While Ziegler and his wax models of the 19th century seem to have attracted most scholarly interest and are certainly better represented in museums, there were rival companies and technologies. Edward Gerrard & Sons was a very successful firm which created models for zoological study for over one hundred years.
The firm’s founder, Edward Gerrard (1810-1910, DNB), was employed from 1836 by the Zoological Society of London as assistant to George Robert Waterhouse, curator of the society’s museum and in 1841 joined the zoological department of the British Museum as an attendant, working closely with curator John Edward Gray thereafter. The Catalogue of the Bones of Mammalia in the British Museum (1862) was compiled by Gerrard under his own system of arrangement, and Gray put Gerrard’s name on the title page, but was overruled by Richard Owen and the museum’s trustees, who ordered that the name be erased. He was employed by the British Museum as an attendant for fifty-five years, until his retirement in 1896.
Around 1850 Gerrard set up the family taxidermy and osteology business for which he became best known. The Gerrard workshops soon became famous as a place where hunters, travellers, naturalists and later film set designers met and exchanged or sold specimens. The nearness of London zoo ensured a regular supply of dead animals, and during the heyday of British taxidermy, from about 1880 until 1914, Gerrard’s business thrived in competition with dozens of other firms. His sons entered the taxidermy and modelling business with him and continued the firm until 1967. There is a published history of the firm (P.A. Morris, Edward Gerrard and Sons: A Taxidermy Memoir, 2004) and great photographs of their work can be seen at Taxidermy for Cash.
While the firm’s speciality was preparing and articulating skeletons, used for teaching comparative anatomy and dentistry, it also made zoological models, such as the “brain series”, anatomy specimens and embryo models. While museums around the world have taxidermy specimens made by the company very few of the zoological models appear to have survived, or at least to have been catalogued online. Our models date from between 1900-1935 (based on the address shown on label) and are part of the “brain series”. A poster advertising the whole series is held by D’Arcy Thompson Zoology Museum,University of Dundee. We hold 8 models which suggests we are missing 4 from the complete series; Dundee holds 7 models but unfortunately we do not make a complete set between us! They appear to be made of casting plaster, painted in green and cream. Whilst one of our models is chipped they seem to be very durable and are more robust and would stand up to repeated handling better than the older wax models.

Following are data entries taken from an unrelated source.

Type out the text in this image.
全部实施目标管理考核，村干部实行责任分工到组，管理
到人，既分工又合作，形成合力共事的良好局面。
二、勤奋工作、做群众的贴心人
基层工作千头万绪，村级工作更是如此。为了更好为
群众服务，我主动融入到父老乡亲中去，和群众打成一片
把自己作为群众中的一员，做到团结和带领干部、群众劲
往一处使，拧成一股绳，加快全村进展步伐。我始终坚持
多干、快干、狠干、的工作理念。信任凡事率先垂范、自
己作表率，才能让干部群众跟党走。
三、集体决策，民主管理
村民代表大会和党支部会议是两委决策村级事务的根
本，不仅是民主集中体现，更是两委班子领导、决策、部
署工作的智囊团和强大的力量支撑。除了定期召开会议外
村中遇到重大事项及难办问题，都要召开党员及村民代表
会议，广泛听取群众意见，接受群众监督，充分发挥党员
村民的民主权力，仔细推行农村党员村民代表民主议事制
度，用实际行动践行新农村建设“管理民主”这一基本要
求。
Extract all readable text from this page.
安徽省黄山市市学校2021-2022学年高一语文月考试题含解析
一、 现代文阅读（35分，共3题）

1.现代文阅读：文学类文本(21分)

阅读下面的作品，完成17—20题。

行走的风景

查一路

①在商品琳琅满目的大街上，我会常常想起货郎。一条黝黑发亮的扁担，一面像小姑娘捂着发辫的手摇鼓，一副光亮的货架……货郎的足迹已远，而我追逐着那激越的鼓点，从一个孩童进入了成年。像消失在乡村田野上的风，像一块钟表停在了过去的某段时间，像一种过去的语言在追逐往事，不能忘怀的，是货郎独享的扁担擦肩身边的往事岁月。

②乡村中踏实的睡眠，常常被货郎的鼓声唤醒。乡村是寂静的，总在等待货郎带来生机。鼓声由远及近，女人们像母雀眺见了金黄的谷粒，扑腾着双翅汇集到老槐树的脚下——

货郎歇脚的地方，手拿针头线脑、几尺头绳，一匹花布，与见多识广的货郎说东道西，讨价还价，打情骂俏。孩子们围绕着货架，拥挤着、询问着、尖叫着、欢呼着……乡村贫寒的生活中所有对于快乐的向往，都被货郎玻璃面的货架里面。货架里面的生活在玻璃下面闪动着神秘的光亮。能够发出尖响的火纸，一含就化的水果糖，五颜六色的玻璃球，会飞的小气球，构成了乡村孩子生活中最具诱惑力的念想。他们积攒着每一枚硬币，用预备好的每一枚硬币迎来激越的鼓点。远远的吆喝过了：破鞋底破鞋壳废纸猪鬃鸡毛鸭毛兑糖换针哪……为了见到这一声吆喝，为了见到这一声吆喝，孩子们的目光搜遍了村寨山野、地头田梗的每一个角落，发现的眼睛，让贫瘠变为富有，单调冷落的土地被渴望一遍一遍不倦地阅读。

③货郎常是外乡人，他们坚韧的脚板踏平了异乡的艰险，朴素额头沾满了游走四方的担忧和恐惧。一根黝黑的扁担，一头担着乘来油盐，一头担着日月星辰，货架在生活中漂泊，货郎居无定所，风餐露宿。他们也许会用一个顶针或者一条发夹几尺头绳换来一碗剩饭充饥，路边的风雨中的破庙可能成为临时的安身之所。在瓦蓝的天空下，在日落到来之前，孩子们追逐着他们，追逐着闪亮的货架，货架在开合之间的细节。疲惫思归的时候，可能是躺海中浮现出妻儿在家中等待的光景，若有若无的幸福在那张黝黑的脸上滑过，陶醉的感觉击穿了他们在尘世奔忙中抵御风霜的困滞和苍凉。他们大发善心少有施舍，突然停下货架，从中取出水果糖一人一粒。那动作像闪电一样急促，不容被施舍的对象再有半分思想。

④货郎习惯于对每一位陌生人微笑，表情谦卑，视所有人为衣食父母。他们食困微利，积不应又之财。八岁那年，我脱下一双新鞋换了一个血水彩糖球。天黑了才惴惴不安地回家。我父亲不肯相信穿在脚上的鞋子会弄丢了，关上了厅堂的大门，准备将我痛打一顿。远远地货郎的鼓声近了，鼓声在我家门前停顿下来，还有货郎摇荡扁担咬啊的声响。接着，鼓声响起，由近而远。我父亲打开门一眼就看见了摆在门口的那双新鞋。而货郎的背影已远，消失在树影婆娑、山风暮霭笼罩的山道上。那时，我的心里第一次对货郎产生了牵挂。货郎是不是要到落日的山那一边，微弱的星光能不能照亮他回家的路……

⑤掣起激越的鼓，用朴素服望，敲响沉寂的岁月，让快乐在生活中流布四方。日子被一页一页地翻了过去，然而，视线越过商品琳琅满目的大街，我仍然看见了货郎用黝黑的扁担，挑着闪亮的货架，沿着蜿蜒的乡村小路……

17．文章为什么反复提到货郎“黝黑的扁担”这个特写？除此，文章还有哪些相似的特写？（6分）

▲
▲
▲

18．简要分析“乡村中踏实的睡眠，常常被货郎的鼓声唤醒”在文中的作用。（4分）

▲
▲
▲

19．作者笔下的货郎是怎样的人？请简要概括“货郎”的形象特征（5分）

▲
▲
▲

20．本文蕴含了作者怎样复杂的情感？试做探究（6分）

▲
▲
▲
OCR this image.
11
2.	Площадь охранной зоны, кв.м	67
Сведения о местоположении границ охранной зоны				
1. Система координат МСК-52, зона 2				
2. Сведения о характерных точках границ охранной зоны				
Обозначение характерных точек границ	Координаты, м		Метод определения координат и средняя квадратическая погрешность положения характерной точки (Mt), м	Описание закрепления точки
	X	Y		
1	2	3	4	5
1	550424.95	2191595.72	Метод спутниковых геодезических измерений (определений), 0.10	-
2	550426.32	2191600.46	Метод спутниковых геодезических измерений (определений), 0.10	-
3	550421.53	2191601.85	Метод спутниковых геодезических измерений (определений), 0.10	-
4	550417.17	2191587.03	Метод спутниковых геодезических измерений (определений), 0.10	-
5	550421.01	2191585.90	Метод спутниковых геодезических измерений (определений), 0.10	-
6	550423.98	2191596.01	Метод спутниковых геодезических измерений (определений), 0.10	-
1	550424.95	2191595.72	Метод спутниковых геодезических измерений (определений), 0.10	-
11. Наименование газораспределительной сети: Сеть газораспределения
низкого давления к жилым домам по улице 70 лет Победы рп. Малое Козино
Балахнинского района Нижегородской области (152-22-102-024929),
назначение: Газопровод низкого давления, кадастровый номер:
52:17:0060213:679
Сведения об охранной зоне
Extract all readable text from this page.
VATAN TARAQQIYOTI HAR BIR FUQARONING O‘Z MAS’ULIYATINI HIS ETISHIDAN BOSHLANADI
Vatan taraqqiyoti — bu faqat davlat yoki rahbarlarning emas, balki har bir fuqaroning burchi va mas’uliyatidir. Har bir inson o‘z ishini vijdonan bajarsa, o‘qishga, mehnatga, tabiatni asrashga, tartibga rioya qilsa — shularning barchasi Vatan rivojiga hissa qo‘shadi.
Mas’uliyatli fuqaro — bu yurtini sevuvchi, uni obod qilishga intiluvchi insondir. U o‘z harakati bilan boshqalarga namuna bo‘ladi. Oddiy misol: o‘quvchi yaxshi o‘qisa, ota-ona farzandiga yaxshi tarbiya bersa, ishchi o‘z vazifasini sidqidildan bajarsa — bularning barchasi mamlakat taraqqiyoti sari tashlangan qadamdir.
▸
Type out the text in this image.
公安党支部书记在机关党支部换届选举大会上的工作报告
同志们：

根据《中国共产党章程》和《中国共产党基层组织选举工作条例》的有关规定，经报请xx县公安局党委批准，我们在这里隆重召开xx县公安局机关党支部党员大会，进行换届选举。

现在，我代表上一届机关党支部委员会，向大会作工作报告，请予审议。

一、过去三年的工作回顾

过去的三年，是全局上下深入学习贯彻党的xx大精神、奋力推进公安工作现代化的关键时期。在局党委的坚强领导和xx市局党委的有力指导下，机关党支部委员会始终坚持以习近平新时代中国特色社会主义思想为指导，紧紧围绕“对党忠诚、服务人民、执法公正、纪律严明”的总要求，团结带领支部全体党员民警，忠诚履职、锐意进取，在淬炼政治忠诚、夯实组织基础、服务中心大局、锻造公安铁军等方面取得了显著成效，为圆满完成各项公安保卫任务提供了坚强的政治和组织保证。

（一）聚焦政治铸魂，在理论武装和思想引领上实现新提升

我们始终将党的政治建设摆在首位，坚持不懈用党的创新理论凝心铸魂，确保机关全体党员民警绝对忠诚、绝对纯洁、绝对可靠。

Research into the history of embryology and its pedagogy has found that as the science became more experimental and less descriptive the need for accurate model-making declined. After World War I, Friedrich Ziegler found himself with increasingly fewer commissions and when he died in 1936 the Ziegler studio closed. However in the case of Gerrards and Sons it is interesting that after the Second World War the biological models section was the most profitable side of the business and was sold in 1960s to a large educational supply company. The later date of the models themselves and this sale suggests use of models in teaching continued well into the 20th century.
The next step is to try and find out more about the use of the models in teaching. While Dundee holds lots of correspondence between Sir D’Arcy Wentworth Thompson, the first Professor of Biology at Dundee, and Edward Gerrard from the 1880s and 1890s it is all about the taxidermy specimens. It would be great if Leeds University Archive could tell us more.